Except maybe I’m just appreciating having a working phone. It’s a valid point that any upgrade would feel like a huge improvement to someone like me. Even a new 4S would seem snappy and would allow me to say hi to Siri. But I have a few thoughts about that. First of all, I was familiar with the current smartphone context before I got a new phone myself. I’ve had words with Siri. I know how responsive the Galaxy S4 is and I’ve taken photos on the Nokia 1020. I get it. But also that’s the whole point. When I first get a new gadget it feels great and exciting simply because I needed it so badly. But when the honeymoon phase is eventually over (and it can be pretty long depending on how scarred I am by the final few months with my previous device) I’m not bored with what I have. In fact, that’s when I start appreciating it for what it is. The choices and investments I made in the device really start showing their worth after the first year, so just as something new and better is rumoured or coming out, I’m first appreciating and admiring what I have.

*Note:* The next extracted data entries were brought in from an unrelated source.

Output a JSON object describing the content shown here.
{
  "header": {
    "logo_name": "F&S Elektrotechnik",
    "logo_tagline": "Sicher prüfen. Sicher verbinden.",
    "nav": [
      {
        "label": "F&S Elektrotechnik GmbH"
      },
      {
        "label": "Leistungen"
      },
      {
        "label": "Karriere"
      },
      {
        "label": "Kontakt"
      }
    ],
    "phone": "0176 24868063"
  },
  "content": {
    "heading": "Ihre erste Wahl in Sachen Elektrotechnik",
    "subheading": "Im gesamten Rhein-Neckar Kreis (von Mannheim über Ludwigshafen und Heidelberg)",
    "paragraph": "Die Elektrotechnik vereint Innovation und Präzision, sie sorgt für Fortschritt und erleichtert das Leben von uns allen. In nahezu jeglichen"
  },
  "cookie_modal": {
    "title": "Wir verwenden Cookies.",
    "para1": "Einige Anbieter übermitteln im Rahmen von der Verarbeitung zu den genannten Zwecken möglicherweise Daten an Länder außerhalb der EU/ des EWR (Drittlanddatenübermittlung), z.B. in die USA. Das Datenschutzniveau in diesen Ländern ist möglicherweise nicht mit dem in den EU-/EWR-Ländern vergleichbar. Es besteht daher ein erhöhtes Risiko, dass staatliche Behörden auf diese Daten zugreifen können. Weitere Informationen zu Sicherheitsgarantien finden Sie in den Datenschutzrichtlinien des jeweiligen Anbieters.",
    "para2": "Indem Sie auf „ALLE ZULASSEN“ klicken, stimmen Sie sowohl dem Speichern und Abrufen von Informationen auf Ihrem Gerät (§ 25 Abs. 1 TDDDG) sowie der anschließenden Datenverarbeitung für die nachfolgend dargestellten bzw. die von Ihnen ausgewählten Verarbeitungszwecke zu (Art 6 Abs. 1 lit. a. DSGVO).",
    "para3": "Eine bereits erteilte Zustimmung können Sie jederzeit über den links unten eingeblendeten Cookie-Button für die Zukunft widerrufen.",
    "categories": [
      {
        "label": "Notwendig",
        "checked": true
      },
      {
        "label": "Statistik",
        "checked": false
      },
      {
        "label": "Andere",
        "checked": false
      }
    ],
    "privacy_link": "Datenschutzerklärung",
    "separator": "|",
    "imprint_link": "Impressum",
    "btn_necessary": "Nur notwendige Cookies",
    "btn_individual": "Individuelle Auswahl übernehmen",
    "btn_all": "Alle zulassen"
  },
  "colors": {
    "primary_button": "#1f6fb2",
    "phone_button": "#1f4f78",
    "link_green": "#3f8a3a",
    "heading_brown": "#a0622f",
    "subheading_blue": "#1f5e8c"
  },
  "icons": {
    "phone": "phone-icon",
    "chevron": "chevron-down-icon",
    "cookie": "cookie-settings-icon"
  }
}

This all sounds pretty self-congratulatory but I wouldn’t have even thought about it if I hadn’t talked to numerous friends (some of whom had just upgraded to an iPhone 5S themselves) who said they envied my position. “Wait wasn’t your old phone a mess?” one asked when I showed off my space grey. “That’s the best feeling!”

It really is. I don’t own a tablet or a smartwatch. I’m not into fitness tracking. I use my seven-year-old iPod Video almost every day. And my point and shoot camera is from 2008. My smart TV and router are both pretty new (I got them when I moved a year ago) and I’m still taken with both of them. I’m lucky to have a job where I can get my technology fix without having to spend my own money and I’m glad I’ve found a way to avoid the pressure of product cycles even as I obsess about them every day. When I do buy something new it feels amazing. Life is noticeably different. And on all the days when nothing is new, my arsenal feels stable not stagnant.